Na avaliação do professor da Universidade de Brasília (UnB) e ex-secretário-executivo da Convenção sobre Diversidade Biológica (CDB), Bráulio Dias, a ratificação do Protocolo de Nagoya traz mais respaldo internacional ao Brasil no segmento da biodiversidade. Dias acredita que um dos principais pontos do acordo é a segurança jurídica para atração de investimentos.
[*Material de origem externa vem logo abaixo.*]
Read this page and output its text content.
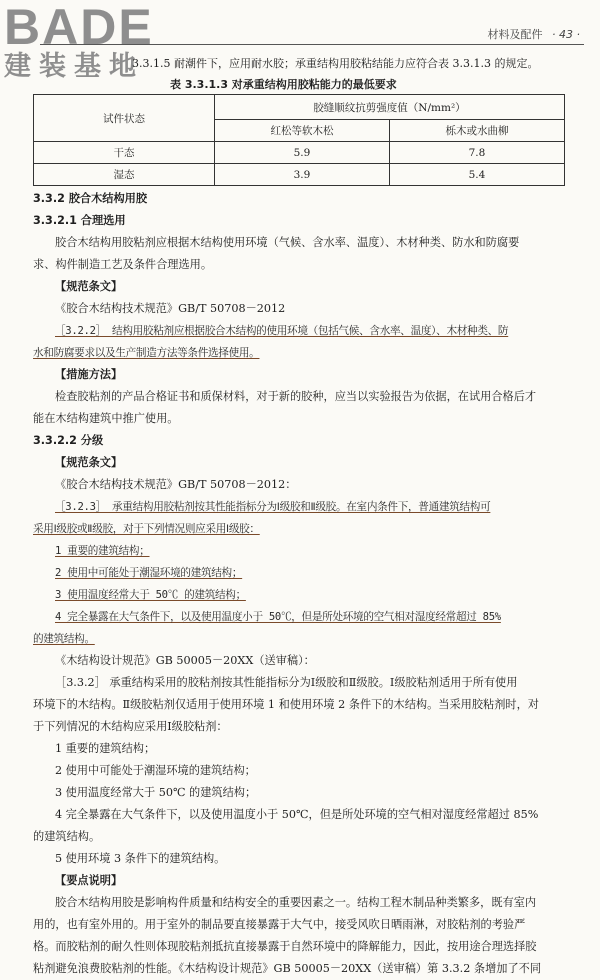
BADE
建装基地
材料及配件 · 43 ·
3.3.1.5 耐潮件下，应用耐水胶；承重结构用胶粘结能力应符合表 3.3.1.3 的规定。
表 3.3.1.3 对承重结构用胶粘能力的最低要求
试件状态	胶缝顺纹抗剪强度值（N/mm²）	
	红松等软木松	栎木或水曲柳
干态	5.9	7.8
湿态	3.9	5.4

3.3.2 胶合木结构用胶

3.3.2.1 合理选用

胶合木结构用胶粘剂应根据木结构使用环境（气候、含水率、温度）、木材种类、防水和防腐要

求、构件制造工艺及条件合理选用。

【规范条文】

《胶合木结构技术规范》GB/T 50708－2012

［3.2.2］ 结构用胶粘剂应根据胶合木结构的使用环境（包括气候、含水率、温度）、木材种类、防

水和防腐要求以及生产制造方法等条件选择使用。

【措施方法】

检查胶粘剂的产品合格证书和质保材料，对于新的胶种，应当以实验报告为依据，在试用合格后才

能在木结构建筑中推广使用。

3.3.2.2 分级

【规范条文】

《胶合木结构技术规范》GB/T 50708－2012：

［3.2.3］ 承重结构用胶粘剂按其性能指标分为Ⅰ级胶和Ⅱ级胶。在室内条件下，普通建筑结构可

采用Ⅰ级胶或Ⅱ级胶，对于下列情况则应采用Ⅰ级胶：

1 重要的建筑结构；

2 使用中可能处于潮湿环境的建筑结构；

3 使用温度经常大于 50℃ 的建筑结构；

4 完全暴露在大气条件下，以及使用温度小于 50℃，但是所处环境的空气相对湿度经常超过 85%

的建筑结构。

《木结构设计规范》GB 50005－20XX（送审稿）：

［3.3.2］ 承重结构采用的胶粘剂按其性能指标分为Ⅰ级胶和Ⅱ级胶。Ⅰ级胶粘剂适用于所有使用

环境下的木结构。Ⅱ级胶粘剂仅适用于使用环境 1 和使用环境 2 条件下的木结构。当采用胶粘剂时，对

于下列情况的木结构应采用Ⅰ级胶粘剂：

1 重要的建筑结构；

2 使用中可能处于潮湿环境的建筑结构；

3 使用温度经常大于 50℃ 的建筑结构；

4 完全暴露在大气条件下，以及使用温度小于 50℃，但是所处环境的空气相对湿度经常超过 85%

的建筑结构。

5 使用环境 3 条件下的建筑结构。

【要点说明】

胶合木结构用胶是影响构件质量和结构安全的重要因素之一。结构工程木制品种类繁多，既有室内

用的，也有室外用的。用于室外的制品要直接暴露于大气中，接受风吹日晒雨淋，对胶粘剂的考验严

格。而胶粘剂的耐久性则体现胶粘剂抵抗直接暴露于自然环境中的降解能力，因此，按用途合理选择胶

粘剂避免浪费胶粘剂的性能。《木结构设计规范》GB 50005－20XX（送审稿）第 3.3.2 条增加了不同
“A ratificação é importante porque dá ao Brasil assento nas mesas de negociação de aprimoramento do Protocolo de Nagoya daqui para frente. Todo mundo fala do potencial da bioeconomia do Brasil, mas sem regras jurídicas bem estabelecidas sobre como proceder com relação ao acesso e à repartição de benefícios pelo uso dos recursos genéticos, fica muito difícil para as empresas investirem em bioeconomia no Brasil”, argumenta. 

Em pauta no Senado

O PDL 324/2020, que ratifica o acordo assinado pelo Brasil em 2011, foi aprovado pela Câmara dos Deputados na primeira quinzena de julho e ainda precisa ser analisado no Senado. O texto estabelece que os países têm soberania sobre seus recursos genéticos e que seu uso para fins comerciais passa a depender de autorização das nações detentoras.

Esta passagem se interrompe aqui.